Ayer se supo que el martes falleció en Járkov en un bombardeo Marina Fénina, una observadora de la Organización para la Seguridad y la Cooperación en Europa. Járkov lleva varios días sometida a duros bombardeos de las tropas rusas.
Ayer fueron alcanzadas por las bombas la catedral de Járkov y tres escuelas. En la misma región, en la localidad de Izium, son ya ocho los muertos, dos de ellos niños, por un ataque aéreo ruso que impactó contra un edificio de viviendas, según asegura el rotativo ruso ‘Nóvaya Gazeta’, que cita al vicealcalde de la localidad, Vladímir Matsokin.
Sin luz ni calefacción
En Chernígov, al norte de Kiev, las autoridades locales daban cuenta ayer de una treintena de civiles muertos. El gobernador de la región, Viacheslav Chaus, escribió en Telegram que «muchos edificios residenciales y escuelas resultaron dañados (…) y no hay instalaciones militares cerca. Lo que hay son hospitales, escuelas, guarderías y edificios altos». Según la agencia ucraniana Unian, el alcalde de Chernígov, Vladislav Atroshenko, denunció que están «siendo bombardeados con proyectiles de gran calibre (…) igual que durante los ataques de los nazis contra nuestra ciudad en 1941». Una de las bombas cayó en un depósito de combustible causando un enorme incendio, según el canal de Telegram Shot, que difunde un vídeo del desastre.

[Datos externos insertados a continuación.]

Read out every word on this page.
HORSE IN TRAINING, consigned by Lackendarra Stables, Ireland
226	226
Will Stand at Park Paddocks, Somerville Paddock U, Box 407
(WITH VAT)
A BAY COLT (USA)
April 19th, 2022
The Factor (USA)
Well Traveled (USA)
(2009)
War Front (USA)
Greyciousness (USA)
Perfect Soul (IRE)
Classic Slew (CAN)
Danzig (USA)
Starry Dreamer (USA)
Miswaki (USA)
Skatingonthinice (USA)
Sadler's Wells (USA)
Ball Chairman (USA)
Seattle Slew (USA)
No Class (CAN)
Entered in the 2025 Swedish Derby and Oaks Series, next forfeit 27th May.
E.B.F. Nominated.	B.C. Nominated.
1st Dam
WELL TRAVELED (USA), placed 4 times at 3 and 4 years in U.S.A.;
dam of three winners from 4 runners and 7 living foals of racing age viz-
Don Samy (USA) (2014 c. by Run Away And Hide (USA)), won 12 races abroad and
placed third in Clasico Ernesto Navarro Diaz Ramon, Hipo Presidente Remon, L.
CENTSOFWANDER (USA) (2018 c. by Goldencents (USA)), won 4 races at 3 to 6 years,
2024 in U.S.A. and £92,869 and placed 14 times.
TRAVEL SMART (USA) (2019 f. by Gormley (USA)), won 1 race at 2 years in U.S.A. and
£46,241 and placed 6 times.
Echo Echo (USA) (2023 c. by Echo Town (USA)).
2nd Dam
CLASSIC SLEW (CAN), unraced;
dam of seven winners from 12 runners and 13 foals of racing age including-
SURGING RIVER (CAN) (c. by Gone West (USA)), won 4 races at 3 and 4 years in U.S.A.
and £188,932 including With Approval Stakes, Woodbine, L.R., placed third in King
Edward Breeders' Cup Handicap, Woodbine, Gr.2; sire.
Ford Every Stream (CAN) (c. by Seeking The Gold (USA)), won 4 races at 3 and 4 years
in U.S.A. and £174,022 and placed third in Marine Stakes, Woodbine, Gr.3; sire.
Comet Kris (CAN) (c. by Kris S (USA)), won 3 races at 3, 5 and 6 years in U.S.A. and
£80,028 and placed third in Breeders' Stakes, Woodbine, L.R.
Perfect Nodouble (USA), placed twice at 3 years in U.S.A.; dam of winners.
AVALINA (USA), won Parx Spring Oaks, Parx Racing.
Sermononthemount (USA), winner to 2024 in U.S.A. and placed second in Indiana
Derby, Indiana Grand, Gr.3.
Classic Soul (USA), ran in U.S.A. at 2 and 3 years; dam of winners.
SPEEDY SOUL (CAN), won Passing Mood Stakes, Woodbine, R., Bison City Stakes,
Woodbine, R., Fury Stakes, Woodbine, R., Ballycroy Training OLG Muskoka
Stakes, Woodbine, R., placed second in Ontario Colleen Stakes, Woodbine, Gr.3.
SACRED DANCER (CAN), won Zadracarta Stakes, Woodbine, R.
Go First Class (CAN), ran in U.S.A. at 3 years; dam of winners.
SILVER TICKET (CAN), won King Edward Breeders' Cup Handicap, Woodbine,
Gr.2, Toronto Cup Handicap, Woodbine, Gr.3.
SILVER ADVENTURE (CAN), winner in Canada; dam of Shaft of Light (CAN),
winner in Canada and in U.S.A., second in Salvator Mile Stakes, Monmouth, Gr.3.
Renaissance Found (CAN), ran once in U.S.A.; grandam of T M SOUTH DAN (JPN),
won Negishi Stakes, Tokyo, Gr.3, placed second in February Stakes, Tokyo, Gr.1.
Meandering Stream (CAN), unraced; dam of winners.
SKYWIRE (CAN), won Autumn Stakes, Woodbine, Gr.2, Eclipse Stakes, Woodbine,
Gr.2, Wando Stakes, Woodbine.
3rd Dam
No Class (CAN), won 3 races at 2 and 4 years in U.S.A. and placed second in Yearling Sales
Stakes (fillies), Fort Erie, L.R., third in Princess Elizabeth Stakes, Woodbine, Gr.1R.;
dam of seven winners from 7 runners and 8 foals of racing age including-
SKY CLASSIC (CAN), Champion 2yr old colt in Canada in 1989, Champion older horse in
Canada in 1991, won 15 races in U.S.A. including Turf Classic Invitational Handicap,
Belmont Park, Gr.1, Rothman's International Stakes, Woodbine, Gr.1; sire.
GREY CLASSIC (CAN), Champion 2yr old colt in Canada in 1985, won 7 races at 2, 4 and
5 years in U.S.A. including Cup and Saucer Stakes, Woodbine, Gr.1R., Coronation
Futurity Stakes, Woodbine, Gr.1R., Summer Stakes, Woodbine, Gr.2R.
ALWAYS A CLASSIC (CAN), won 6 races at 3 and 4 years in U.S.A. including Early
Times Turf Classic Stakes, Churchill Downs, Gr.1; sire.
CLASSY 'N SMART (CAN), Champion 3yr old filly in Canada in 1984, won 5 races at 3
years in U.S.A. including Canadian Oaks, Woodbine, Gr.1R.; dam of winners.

Mariúpol, en la parte de Donbass bajo control de Kiev y a orillas del Mar de Azov, sigue rodeada por las tropas rusas y las fuerzas separatistas de Donetsk, pero no ha sido tomada todavía. Según su alcalde, Vadim Boichenko, la ciudad está sin calefacción, electricidad y suministro de agua. El Ejército ucraniano resiste, pero cada vez son más fuertes los bombardeos.

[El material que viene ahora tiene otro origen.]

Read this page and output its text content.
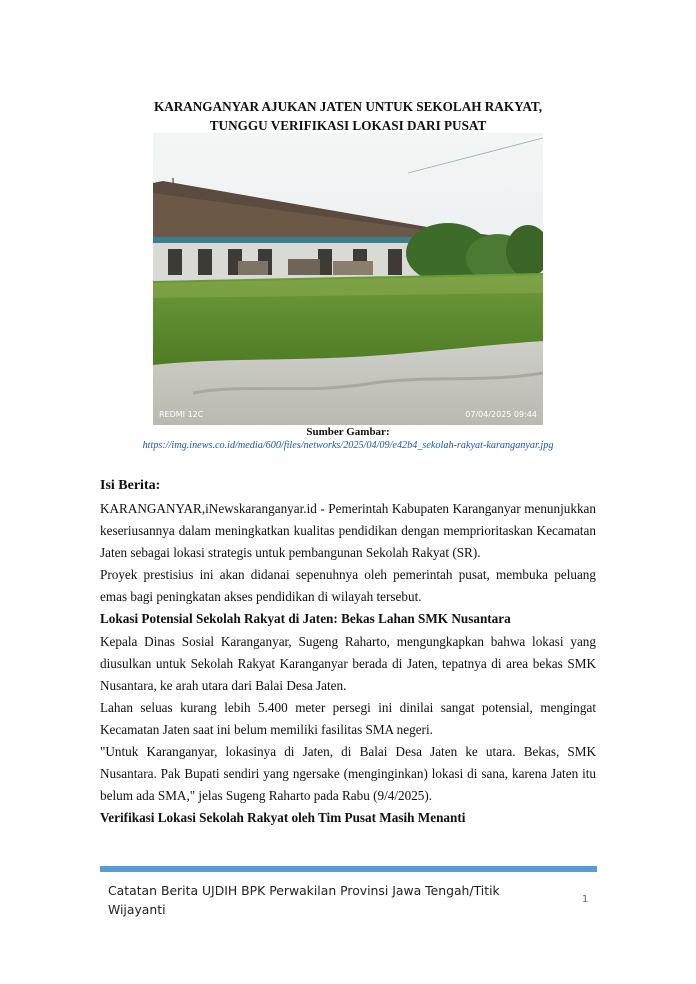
KARANGANYAR AJUKAN JATEN UNTUK SEKOLAH RAKYAT,
TUNGGU VERIFIKASI LOKASI DARI PUSAT
REDMI 12C	07/04/2025 09:44
Sumber Gambar:
https://img.inews.co.id/media/600/files/networks/2025/04/09/e42b4_sekolah-rakyat-karanganyar.jpg

Isi Berita:

KARANGANYAR,iNewskaranganyar.id - Pemerintah Kabupaten Karanganyar menunjukkan keseriusannya dalam meningkatkan kualitas pendidikan dengan memprioritaskan Kecamatan Jaten sebagai lokasi strategis untuk pembangunan Sekolah Rakyat (SR).

Proyek prestisius ini akan didanai sepenuhnya oleh pemerintah pusat, membuka peluang emas bagi peningkatan akses pendidikan di wilayah tersebut.

Lokasi Potensial Sekolah Rakyat di Jaten: Bekas Lahan SMK Nusantara

Kepala Dinas Sosial Karanganyar, Sugeng Raharto, mengungkapkan bahwa lokasi yang diusulkan untuk Sekolah Rakyat Karanganyar berada di Jaten, tepatnya di area bekas SMK Nusantara, ke arah utara dari Balai Desa Jaten.

Lahan seluas kurang lebih 5.400 meter persegi ini dinilai sangat potensial, mengingat Kecamatan Jaten saat ini belum memiliki fasilitas SMA negeri.

"Untuk Karanganyar, lokasinya di Jaten, di Balai Desa Jaten ke utara. Bekas, SMK Nusantara. Pak Bupati sendiri yang ngersake (menginginkan) lokasi di sana, karena Jaten itu belum ada SMA," jelas Sugeng Raharto pada Rabu (9/4/2025).

Verifikasi Lokasi Sekolah Rakyat oleh Tim Pusat Masih Menanti

Catatan Berita UJDIH BPK Perwakilan Provinsi Jawa Tengah/Titik Wijayanti
1
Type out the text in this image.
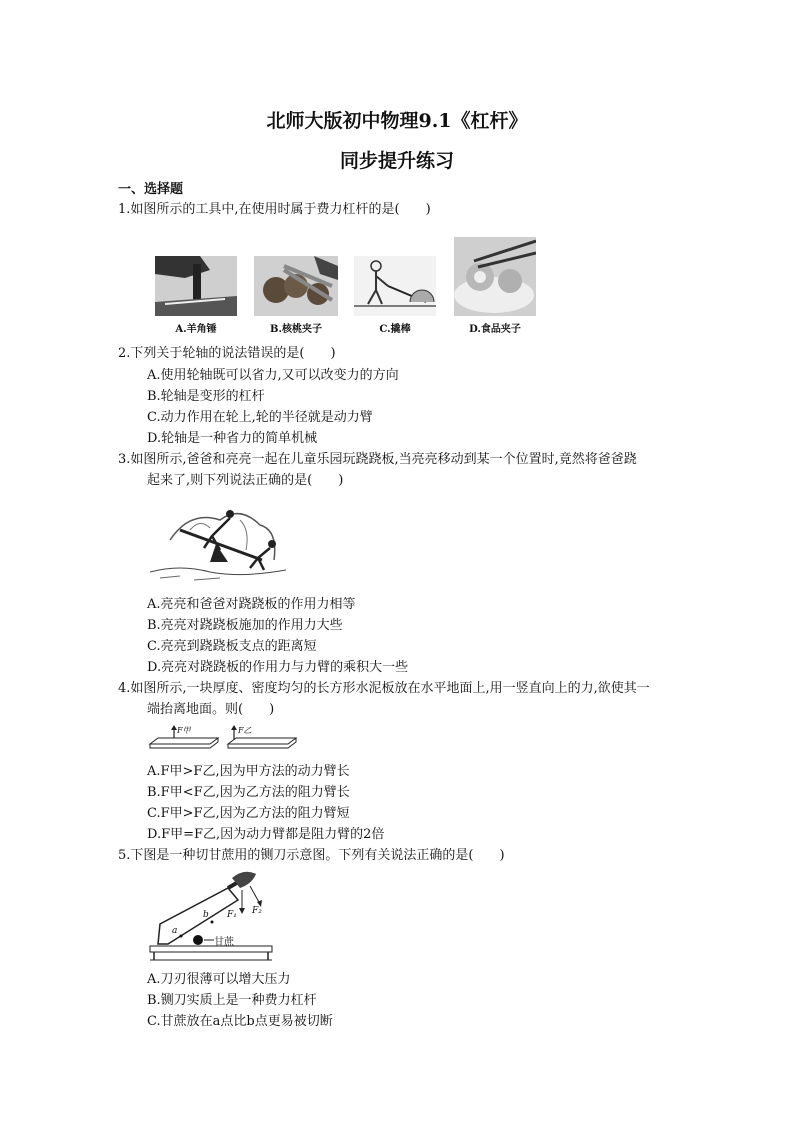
北师大版初中物理9.1《杠杆》
同步提升练习
一、选择题
1.如图所示的工具中,在使用时属于费力杠杆的是(　　)
A.羊角锤	B.核桃夹子	C.撬棒	D.食品夹子
2.下列关于轮轴的说法错误的是(　　)
A.使用轮轴既可以省力,又可以改变力的方向
B.轮轴是变形的杠杆
C.动力作用在轮上,轮的半径就是动力臂
D.轮轴是一种省力的简单机械
3.如图所示,爸爸和亮亮一起在儿童乐园玩跷跷板,当亮亮移动到某一个位置时,竟然将爸爸跷
起来了,则下列说法正确的是(　　)
A.亮亮和爸爸对跷跷板的作用力相等
B.亮亮对跷跷板施加的作用力大些
C.亮亮到跷跷板支点的距离短
D.亮亮对跷跷板的作用力与力臂的乘积大一些
4.如图所示,一块厚度、密度均匀的长方形水泥板放在水平地面上,用一竖直向上的力,欲使其一
端抬离地面。则(　　)
F甲	F乙
A.F甲>F乙,因为甲方法的动力臂长
B.F甲<F乙,因为乙方法的阻力臂长
C.F甲>F乙,因为乙方法的阻力臂短
D.F甲=F乙,因为动力臂都是阻力臂的2倍
5.下图是一种切甘蔗用的铡刀示意图。下列有关说法正确的是(　　)
a
b F₁ F₂
甘蔗
A.刀刃很薄可以增大压力
B.铡刀实质上是一种费力杠杆
C.甘蔗放在a点比b点更易被切断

Al comienzo de una nueva reunión de su Consejo de Seguridad, Putin afirmó que la operación «avanza según lo planeado» contra los «neonazis» con la intención de apoyar a los ucranianos, quienes, dijo, «forman con los rusos un solo pueblo». Aseguró que no «cederá» en su empeño de acabar con «los neonazis y los mercenarios extranjeros», quienes «utilizan a los civiles como escudos humanos».
Según el Pentágono, el 90 por 100 del contingente ruso ya está en Ucrania y se han lanzado 480 misiles, informa Javier Ansorena. El convoy que se dirige a Kiev sigue estancando por problemas de suministro y la mayor parte del sistema antiaéreo de Ucrania sigue siendo «viable».